The law, which still needs to be debated by the States, includes exemptions for groups such as the Women's Institute and single-sex schools.
- The gender discrimination law adds to the existing discrimination law introduced in September 2014
- It will be illegal to discriminate against a man, woman or intersex person in relation to recruitment, promotion or treatment at work
- The law protects people from discrimination based on their sexual orientation
- People taking leave from work for gender reassignment are protected
- Any less favourable treatment on the grounds of pregnancy and maternity would amount to direct discrimination
- The law also protects against discrimination in non-work areas for breastfeeding mothers
Deputy Pinel said they started with race because "there is no racial discrimination in Jersey".
She added: "We are now doing sexual discrimination because we wanted to bring that in line with the family-friendly law covering maternity and paternity.

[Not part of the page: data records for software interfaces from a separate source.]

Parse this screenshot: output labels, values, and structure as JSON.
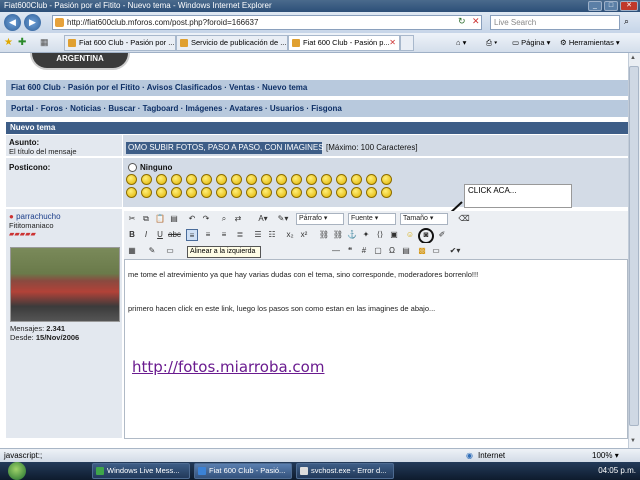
{
  "window": {
    "title": "Fiat600Club - Pasión por el Fitito - Nuevo tema - Windows Internet Explorer"
  },
  "addressbar": {
    "url": "http://fiat600club.mforos.com/post.php?foroid=166637",
    "search_placeholder": "Live Search"
  },
  "tabs": [
    {
      "label": "Fiat 600 Club - Pasión por ..."
    },
    {
      "label": "Servicio de publicación de ..."
    },
    {
      "label": "Fiat 600 Club - Pasión p..."
    }
  ],
  "toolbar_right": {
    "page": "Página",
    "tools": "Herramientas"
  },
  "site": {
    "logo_text": "ARGENTINA",
    "nav1": "Fiat 600 Club · Pasión por el Fitito · Avisos Clasificados · Ventas · Nuevo tema",
    "nav2": "Portal · Foros · Noticias · Buscar · Tagboard · Imágenes · Avatares · Usuarios · Fisgona",
    "section_header": "Nuevo tema"
  },
  "form": {
    "subject_label": "Asunto:",
    "subject_sub": "El título del mensaje",
    "subject_value": "OMO SUBIR FOTOS, PASO A PASO, CON IMAGINES",
    "max_chars": "[Máximo: 100 Caracteres]",
    "posticon_label": "Posticono:",
    "posticon_none": "Ninguno"
  },
  "user": {
    "name": "parrachucho",
    "rank": "Fititomaniaco",
    "posts_label": "Mensajes:",
    "posts": "2.341",
    "since_label": "Desde:",
    "since": "15/Nov/2006"
  },
  "editor_toolbar": {
    "paragraph": "Párrafo",
    "font": "Fuente",
    "size": "Tamaño",
    "tooltip": "Alinear a la izquierda"
  },
  "callout": {
    "text": "CLICK ACA..."
  },
  "editor_content": {
    "line1": "me tome el atrevimiento ya que hay varias dudas con el tema, sino corresponde, moderadores borrenlo!!!",
    "line2": "primero hacen click en este link, luego los pasos son como estan en las imagines de abajo...",
    "link": "http://fotos.miarroba.com"
  },
  "statusbar": {
    "left": "javascript:;",
    "zone": "Internet",
    "zoom": "100%"
  },
  "taskbar": {
    "items": [
      {
        "label": "Windows Live Mess..."
      },
      {
        "label": "Fiat 600 Club - Pasió..."
      },
      {
        "label": "svchost.exe - Error d..."
      }
    ],
    "clock": "04:05 p.m."
  },
  "colors": {
    "accent": "#3d5d87",
    "nav_bg": "#b8c9dd",
    "link": "#6a1b8f"
  }
}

"Disability is last because it is going to be the most difficult as it has the biggest physical affect in terms of changing premises."
Small business owner and former Chamber of Commerce president, David Warr, said the new law could have a severe impact on companies.
He said: "We are not designing the bureaucracy around our economy. We have a one-size-fits all bureaucracy designed for larger businesses.
"Where do you draw the line? You might find yourself unwilling to employ the right person for the job based on other concerns, which in turn becomes discriminatory."
Exemptions from the law
- There are exemptions around national security and positive action similar to the existing race law
- Clubs designed to connect similar people such as the Women's Institute are exempt from the law
- A person may discriminate when selecting staff for domestic work within their own home
- There is an exemption to allow for single-sex schools such as Jersey College for Girls and Victoria College
- The law allows for segregation in religious services and for religious groups to discriminate in recruitment
- Insurance companies will be able to offer different premiums and benefits for men and women
- Pregnant women can be suspended without pay where there is a health and safety risk (for example in radiology) and no alternative role is available
Deputy Pinel said: "I think Mr Warr is worrying unnecessarily, anyone who has common sense and is a good employer will have nothing to worry about.
"This is the most consulted on law introduction we have ever done. There have been endless consultations with all parts of the business community and religious groups."